Deb Haaland, President Joe Biden’s Secretary of the Interior, is a Native American woman. And you’d probably be smart not to refer to her as a “squaw.”
Last week, Haaland announced that the Department of Interior has formally declared the word “squaw” to be a derogatory term. The good news, I suppose, is there has so far been a limited amount of hysterics about “wokeness” or “cancel culture.”
This is a pleasant surprise because there is a shocking amount of venom aimed at indigenous people when a simple request is made like asking for a term to be changed or a team mascot to be eliminated. Often these arguments devolve into semantics about “honoring” Natives (trust me, the indigenous community does not understand how an insult is an honor) or what the word actually means.
In this case, as is pointed out in the linked article, squaw is indeed a Native term. A term from the Algonquin language, to be exact. The “it’s an Indian word” argument really is about another maddening habit of the non-Native – thinking of Native Americans as a single entity, when there are/were literally hundreds of distinct cultures within the Native American world with similarities and marked differences. An eastern woodlands culture is, for example, much different than a Pacific Northwest or Plains culture.

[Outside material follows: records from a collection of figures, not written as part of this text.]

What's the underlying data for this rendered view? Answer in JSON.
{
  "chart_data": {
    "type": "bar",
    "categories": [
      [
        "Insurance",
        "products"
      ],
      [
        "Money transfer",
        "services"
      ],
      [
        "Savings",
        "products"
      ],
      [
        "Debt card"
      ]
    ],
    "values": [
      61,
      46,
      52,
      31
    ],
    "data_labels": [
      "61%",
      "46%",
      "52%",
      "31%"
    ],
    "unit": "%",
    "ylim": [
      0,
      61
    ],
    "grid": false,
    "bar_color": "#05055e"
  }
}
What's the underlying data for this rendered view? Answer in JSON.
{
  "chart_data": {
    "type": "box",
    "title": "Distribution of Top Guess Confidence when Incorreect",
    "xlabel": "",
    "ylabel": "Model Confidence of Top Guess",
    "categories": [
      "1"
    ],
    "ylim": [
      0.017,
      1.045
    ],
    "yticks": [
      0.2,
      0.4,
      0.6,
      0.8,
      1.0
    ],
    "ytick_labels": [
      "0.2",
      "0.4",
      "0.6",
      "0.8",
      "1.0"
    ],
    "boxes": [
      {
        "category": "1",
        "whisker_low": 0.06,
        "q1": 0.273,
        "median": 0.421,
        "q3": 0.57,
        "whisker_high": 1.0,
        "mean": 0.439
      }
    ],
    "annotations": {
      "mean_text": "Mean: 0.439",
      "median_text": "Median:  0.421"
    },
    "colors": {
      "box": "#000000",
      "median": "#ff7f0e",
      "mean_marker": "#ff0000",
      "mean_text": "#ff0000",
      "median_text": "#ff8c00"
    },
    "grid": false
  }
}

However, even with the Native origin, squaw was a word that originally meant one thing and was non-offensive, but quickly became a derogatory term when used by non-Natives. So in other words, a bunch of white people stole a word from a particular group that meant one thing, and then took it over and turned it into a derogatory term.
Sound familiar? Like, perhaps, the evolution of the word “woke,” which started in the Black community decades ago? How it went from being aware of what is happening in America around race, to a mocking term?

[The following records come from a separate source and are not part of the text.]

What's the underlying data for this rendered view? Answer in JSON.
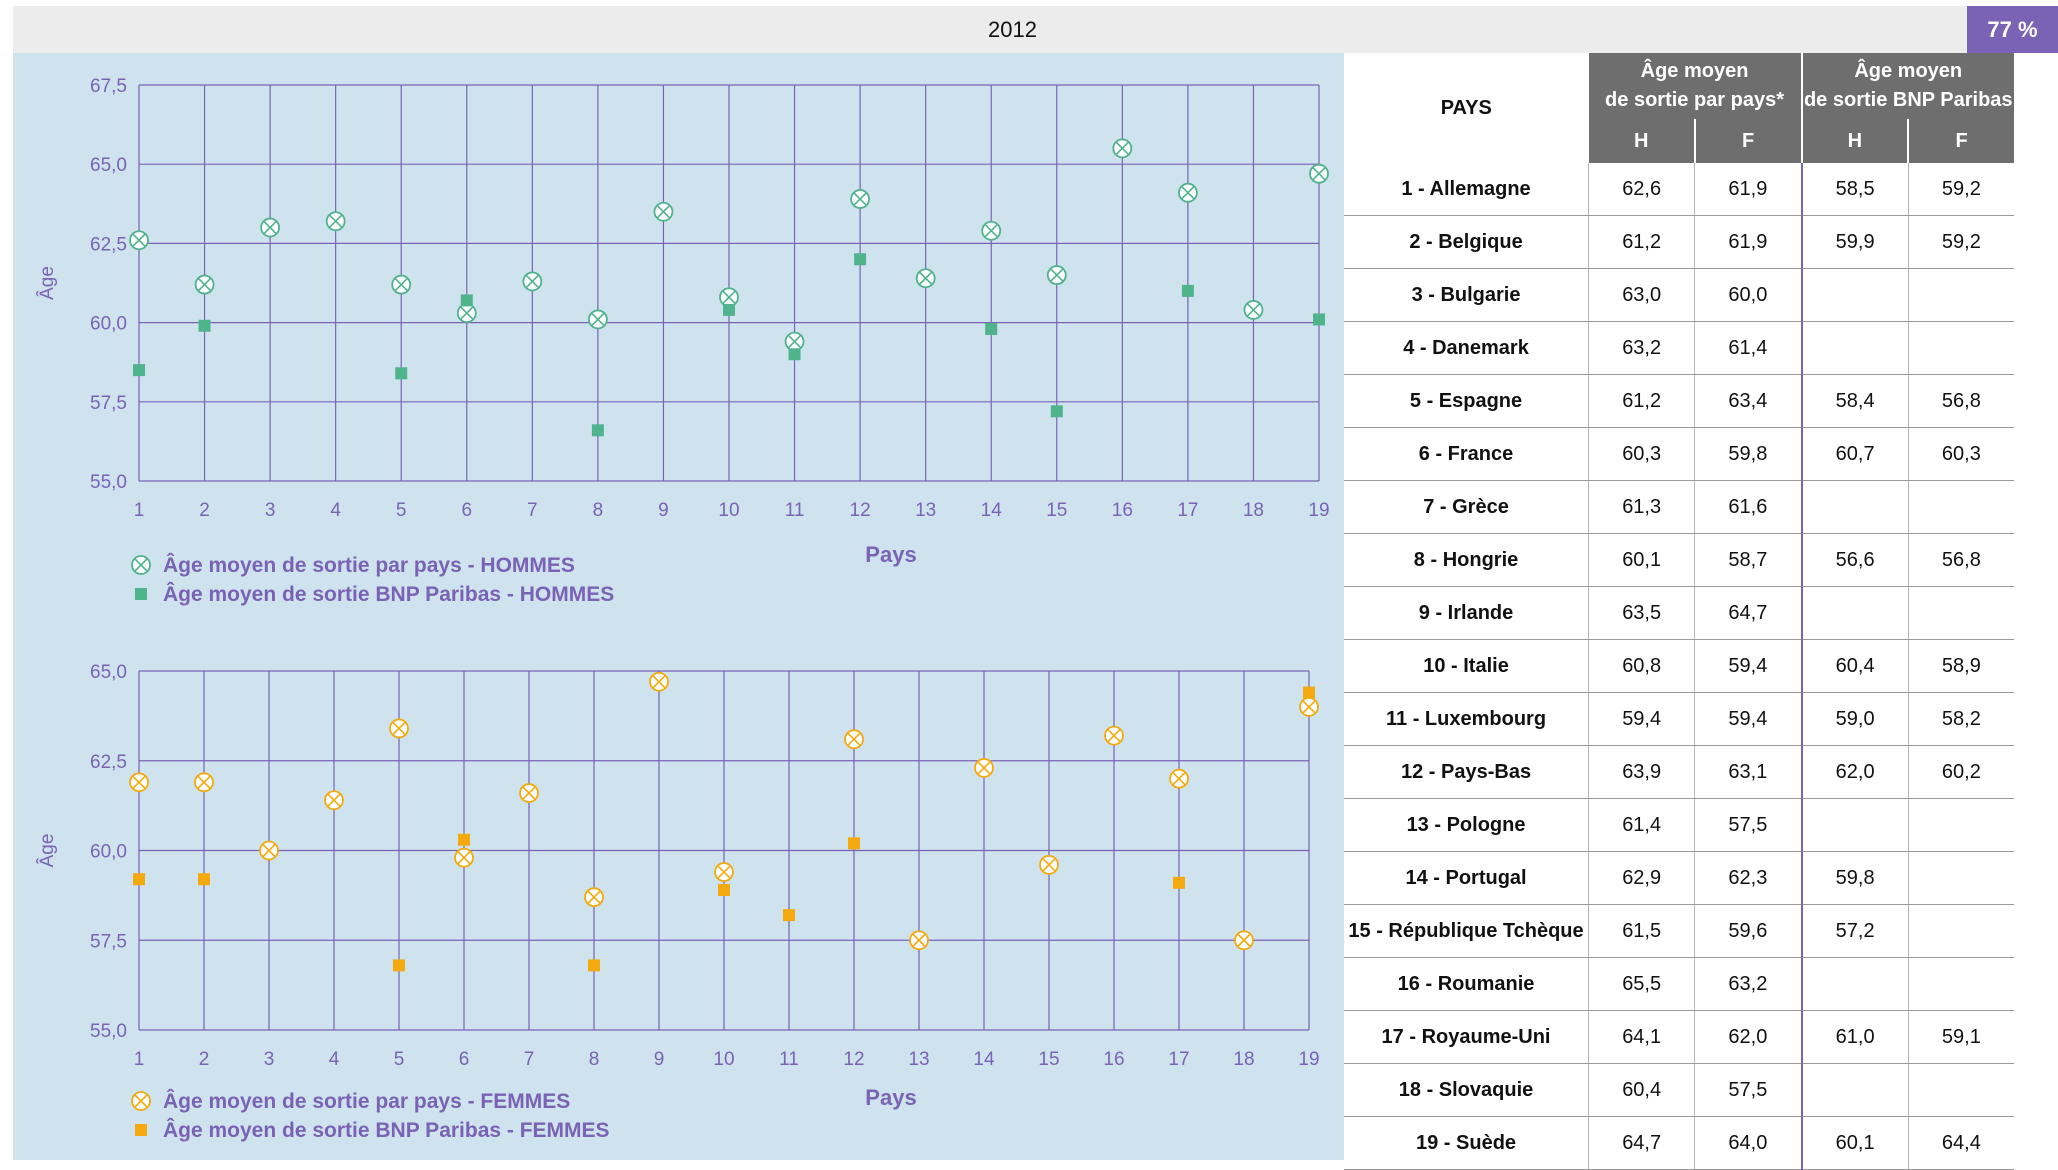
{
  "year": "2012",
  "badge": "77 %",
  "colors": {
    "purple": "#7a62b4",
    "green": "#4fb38c",
    "orange": "#f4aa0f",
    "grid": "#7a62b4",
    "chart_bg": "#cfe3ef"
  },
  "table": {
    "col_pays": "PAYS",
    "group1": [
      "Âge moyen",
      "de sortie par pays*"
    ],
    "group2": [
      "Âge moyen",
      "de sortie BNP Paribas"
    ],
    "sub": [
      "H",
      "F",
      "H",
      "F"
    ],
    "rows": [
      {
        "pays": "1 - Allemagne",
        "h1": "62,6",
        "f1": "61,9",
        "h2": "58,5",
        "f2": "59,2"
      },
      {
        "pays": "2 - Belgique",
        "h1": "61,2",
        "f1": "61,9",
        "h2": "59,9",
        "f2": "59,2"
      },
      {
        "pays": "3 - Bulgarie",
        "h1": "63,0",
        "f1": "60,0",
        "h2": "",
        "f2": ""
      },
      {
        "pays": "4 - Danemark",
        "h1": "63,2",
        "f1": "61,4",
        "h2": "",
        "f2": ""
      },
      {
        "pays": "5 - Espagne",
        "h1": "61,2",
        "f1": "63,4",
        "h2": "58,4",
        "f2": "56,8"
      },
      {
        "pays": "6 - France",
        "h1": "60,3",
        "f1": "59,8",
        "h2": "60,7",
        "f2": "60,3"
      },
      {
        "pays": "7 - Grèce",
        "h1": "61,3",
        "f1": "61,6",
        "h2": "",
        "f2": ""
      },
      {
        "pays": "8 - Hongrie",
        "h1": "60,1",
        "f1": "58,7",
        "h2": "56,6",
        "f2": "56,8"
      },
      {
        "pays": "9 - Irlande",
        "h1": "63,5",
        "f1": "64,7",
        "h2": "",
        "f2": ""
      },
      {
        "pays": "10 - Italie",
        "h1": "60,8",
        "f1": "59,4",
        "h2": "60,4",
        "f2": "58,9"
      },
      {
        "pays": "11 - Luxembourg",
        "h1": "59,4",
        "f1": "59,4",
        "h2": "59,0",
        "f2": "58,2"
      },
      {
        "pays": "12 - Pays-Bas",
        "h1": "63,9",
        "f1": "63,1",
        "h2": "62,0",
        "f2": "60,2"
      },
      {
        "pays": "13 - Pologne",
        "h1": "61,4",
        "f1": "57,5",
        "h2": "",
        "f2": ""
      },
      {
        "pays": "14 - Portugal",
        "h1": "62,9",
        "f1": "62,3",
        "h2": "59,8",
        "f2": ""
      },
      {
        "pays": "15 - République Tchèque",
        "h1": "61,5",
        "f1": "59,6",
        "h2": "57,2",
        "f2": ""
      },
      {
        "pays": "16 - Roumanie",
        "h1": "65,5",
        "f1": "63,2",
        "h2": "",
        "f2": ""
      },
      {
        "pays": "17 - Royaume-Uni",
        "h1": "64,1",
        "f1": "62,0",
        "h2": "61,0",
        "f2": "59,1"
      },
      {
        "pays": "18 - Slovaquie",
        "h1": "60,4",
        "f1": "57,5",
        "h2": "",
        "f2": ""
      },
      {
        "pays": "19 - Suède",
        "h1": "64,7",
        "f1": "64,0",
        "h2": "60,1",
        "f2": "64,4"
      }
    ]
  },
  "chart_data": [
    {
      "type": "scatter",
      "xlabel": "Pays",
      "ylabel": "Âge",
      "x": [
        1,
        2,
        3,
        4,
        5,
        6,
        7,
        8,
        9,
        10,
        11,
        12,
        13,
        14,
        15,
        16,
        17,
        18,
        19
      ],
      "xlim": [
        1,
        19
      ],
      "ylim": [
        55,
        67.5
      ],
      "yticks": [
        "55,0",
        "57,5",
        "60,0",
        "62,5",
        "65,0",
        "67,5"
      ],
      "grid": true,
      "legend": "bottom-left",
      "series": [
        {
          "name": "Âge moyen de sortie par pays - HOMMES",
          "marker": "circle-x",
          "color": "#4fb38c",
          "values": [
            62.6,
            61.2,
            63.0,
            63.2,
            61.2,
            60.3,
            61.3,
            60.1,
            63.5,
            60.8,
            59.4,
            63.9,
            61.4,
            62.9,
            61.5,
            65.5,
            64.1,
            60.4,
            64.7
          ]
        },
        {
          "name": "Âge moyen de sortie BNP Paribas - HOMMES",
          "marker": "square",
          "color": "#4fb38c",
          "values": [
            58.5,
            59.9,
            null,
            null,
            58.4,
            60.7,
            null,
            56.6,
            null,
            60.4,
            59.0,
            62.0,
            null,
            59.8,
            57.2,
            null,
            61.0,
            null,
            60.1
          ]
        }
      ]
    },
    {
      "type": "scatter",
      "xlabel": "Pays",
      "ylabel": "Âge",
      "x": [
        1,
        2,
        3,
        4,
        5,
        6,
        7,
        8,
        9,
        10,
        11,
        12,
        13,
        14,
        15,
        16,
        17,
        18,
        19
      ],
      "xlim": [
        1,
        19
      ],
      "ylim": [
        55,
        65
      ],
      "yticks": [
        "55,0",
        "57,5",
        "60,0",
        "62,5",
        "65,0"
      ],
      "grid": true,
      "legend": "bottom-left",
      "series": [
        {
          "name": "Âge moyen de sortie par pays - FEMMES",
          "marker": "circle-x",
          "color": "#f4aa0f",
          "values": [
            61.9,
            61.9,
            60.0,
            61.4,
            63.4,
            59.8,
            61.6,
            58.7,
            64.7,
            59.4,
            null,
            63.1,
            57.5,
            62.3,
            59.6,
            63.2,
            62.0,
            57.5,
            64.0
          ]
        },
        {
          "name": "Âge moyen de sortie BNP Paribas - FEMMES",
          "marker": "square",
          "color": "#f4aa0f",
          "values": [
            59.2,
            59.2,
            null,
            null,
            56.8,
            60.3,
            null,
            56.8,
            null,
            58.9,
            58.2,
            60.2,
            null,
            null,
            null,
            null,
            59.1,
            null,
            64.4
          ]
        }
      ]
    }
  ]
}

These are small gestures, really, relative to the suffering my ancestors and other Natives were put through by the American government and many Americans. It’s called “making things right.” If you truly care about unity, you would be fine with such a thing, because it’s healing.
Haaland has also announced this year that there will be investigations into the atrocities carried out at Native American boarding schools. Given the hysteria about CRT and schools, I can’t imagine how that will go over, even when the bodies are found.
Cleaning up the sins of the past is quite often messy.
The last word goes to Raye Zaragoza, a Native singer-songwriter who doesn’t want “hate to be the face of the American dream.”
As a man of U.S. birth and Welsh origin, it is not a word that i would use Whether or not it’s origin was a vulgarity for the intimate feminine anatomy is irrelevant. If you gotta discuss it, chew on it, refer to it’s origin, you shouldn’t get mixed up in it’s use. “Woman’ seems to work well enough.
In an interview on NPR (I think) Keely Smith said that her license plate was SQUAW. She did not find it at all offensive. She said that she was part Indian.
I don’t think it would go over well if you went up to a group of Native women at say a powwow and say “how are you squaws doing?”
As for Smith, there are women who don’t find “bitch” offensive but I would never say “you know, your mother is a real bitch” and then reply if you got upset with “yeah but Meredith Brooks had a song where she sang ‘I’m a bitch’ so what’s the problem.”